Model call. The model generates a response. The architect treats this as an opaque but logged step; tracing captures token counts, latency, and the full prompt and response pair (subject to the observability plane’s retention policy).

Post-call filter. The model’s response passes through another content-policy filter before it reaches downstream consumers. The post-call filter catches unsafe content the model produced despite the guardrails in the prompt, PII the model generated or regurgitated, and policy violations that the application’s business context would otherwise accept silently.

Structured-output validator. For any response that must conform to a schema — JSON for an API, a specific enum for a decision, a tool-call shape — the validator rejects responses that do not match and either retries with corrective instructions or returns an error. This stage implements OWASP LLM05 (improper output handling) as a structural defense rather than a behavioral hope.²

Response finalization. The filtered, validated response is returned to the orchestration plane for routing back to the client, with the full trace emitted to the observability plane.

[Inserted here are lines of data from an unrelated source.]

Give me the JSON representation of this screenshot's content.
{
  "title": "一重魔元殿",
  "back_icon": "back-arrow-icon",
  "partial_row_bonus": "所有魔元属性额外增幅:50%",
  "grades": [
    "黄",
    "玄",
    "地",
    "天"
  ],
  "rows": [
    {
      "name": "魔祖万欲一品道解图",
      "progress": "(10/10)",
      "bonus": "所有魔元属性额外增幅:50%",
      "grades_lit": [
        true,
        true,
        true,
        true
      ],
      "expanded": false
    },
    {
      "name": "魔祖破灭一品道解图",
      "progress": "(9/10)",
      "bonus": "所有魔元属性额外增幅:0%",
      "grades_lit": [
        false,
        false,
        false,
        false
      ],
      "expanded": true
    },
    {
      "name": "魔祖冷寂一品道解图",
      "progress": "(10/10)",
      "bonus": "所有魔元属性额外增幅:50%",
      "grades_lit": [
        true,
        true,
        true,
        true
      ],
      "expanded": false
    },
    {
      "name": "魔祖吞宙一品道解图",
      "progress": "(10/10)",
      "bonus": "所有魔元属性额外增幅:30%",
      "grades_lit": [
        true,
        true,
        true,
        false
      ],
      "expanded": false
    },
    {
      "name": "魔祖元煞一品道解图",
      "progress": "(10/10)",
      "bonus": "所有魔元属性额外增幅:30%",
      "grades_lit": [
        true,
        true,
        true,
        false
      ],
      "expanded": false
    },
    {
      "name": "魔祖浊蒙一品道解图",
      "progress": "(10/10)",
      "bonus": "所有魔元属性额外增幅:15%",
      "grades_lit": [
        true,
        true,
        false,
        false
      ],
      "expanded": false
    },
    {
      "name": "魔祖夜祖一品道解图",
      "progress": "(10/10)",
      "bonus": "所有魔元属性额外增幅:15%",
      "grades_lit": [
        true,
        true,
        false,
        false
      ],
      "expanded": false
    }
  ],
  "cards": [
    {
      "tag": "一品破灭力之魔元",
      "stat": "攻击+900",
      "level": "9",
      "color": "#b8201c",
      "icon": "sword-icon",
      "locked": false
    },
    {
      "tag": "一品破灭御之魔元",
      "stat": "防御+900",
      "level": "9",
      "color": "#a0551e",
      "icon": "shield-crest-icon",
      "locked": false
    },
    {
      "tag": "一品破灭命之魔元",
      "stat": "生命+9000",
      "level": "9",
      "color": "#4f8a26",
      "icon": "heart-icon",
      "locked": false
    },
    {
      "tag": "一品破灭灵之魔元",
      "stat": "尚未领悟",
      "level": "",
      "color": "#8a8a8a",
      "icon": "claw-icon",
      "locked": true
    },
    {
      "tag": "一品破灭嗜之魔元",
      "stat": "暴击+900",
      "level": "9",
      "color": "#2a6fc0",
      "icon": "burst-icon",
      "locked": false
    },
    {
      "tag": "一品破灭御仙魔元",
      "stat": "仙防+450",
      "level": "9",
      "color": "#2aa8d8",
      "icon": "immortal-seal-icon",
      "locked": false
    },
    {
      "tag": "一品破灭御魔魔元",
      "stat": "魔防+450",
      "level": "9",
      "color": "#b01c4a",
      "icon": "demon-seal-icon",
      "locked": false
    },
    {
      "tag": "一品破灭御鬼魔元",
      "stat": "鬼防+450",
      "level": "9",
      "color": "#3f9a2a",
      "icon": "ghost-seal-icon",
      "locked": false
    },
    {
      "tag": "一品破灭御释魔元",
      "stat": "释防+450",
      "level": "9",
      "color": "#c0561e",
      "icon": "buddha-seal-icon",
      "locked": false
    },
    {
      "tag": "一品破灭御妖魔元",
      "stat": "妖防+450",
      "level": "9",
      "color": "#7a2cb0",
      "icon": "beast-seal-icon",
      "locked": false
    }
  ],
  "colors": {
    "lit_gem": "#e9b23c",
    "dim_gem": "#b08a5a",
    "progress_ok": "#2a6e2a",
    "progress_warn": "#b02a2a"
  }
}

[DIAGRAM: StageGateFlow — aite-sat-article-3-prompt-path — Horizontal stage-gate flow: user input → input sanitization → template assembly → pre-call filter → model → post-call filter → structured-output validator → response. Each stage shows the artifact it produces (sanitized input, composed prompt, filtered prompt, model response, filtered response, validated response) and the log record it emits.]

The prompt registry

The prompt registry is the database of every prompt the system uses, with full version history. It is the architect’s single source of truth for the question “what prompt produced this response?” A registry contains: prompt identifier, version number, author, approver, creation and modification timestamps, the prompt template itself, tool schemas the prompt binds to, safety annotations, evaluation results, intended model or model family, and deployment status (draft, staged, production, retired).

The registry is not a file system. Storing prompts in a Git repository is a helpful starting point for engineering teams but fails three architecture requirements. First, it binds prompt changes to application deploys; a prompt-only fix cannot ship without a full application release. Second, it makes runtime version selection hard; rolling back one prompt without rolling back unrelated code requires partial reverts that are error-prone. Third, it does not record the per-request version actually used; a Git commit tells you what was available, not what ran. A prompt registry is a separate service (or a separate schema within the orchestration plane’s database) that the application consults at runtime and that records the version per request.

LangChain’s LangSmith service, Humanloop’s platform, and Langfuse’s open-source stack each offer prompt registry features; an architect building on raw open-source can implement the same shape with a versioned table in PostgreSQL or a document store with strict write-once semantics.³ The choice of tool is a build-versus-buy question (Article 26); the requirement of a prompt registry is not.

Prompt patterns the architect must recognize

Five prompt patterns appear repeatedly. Each has a different architectural footprint.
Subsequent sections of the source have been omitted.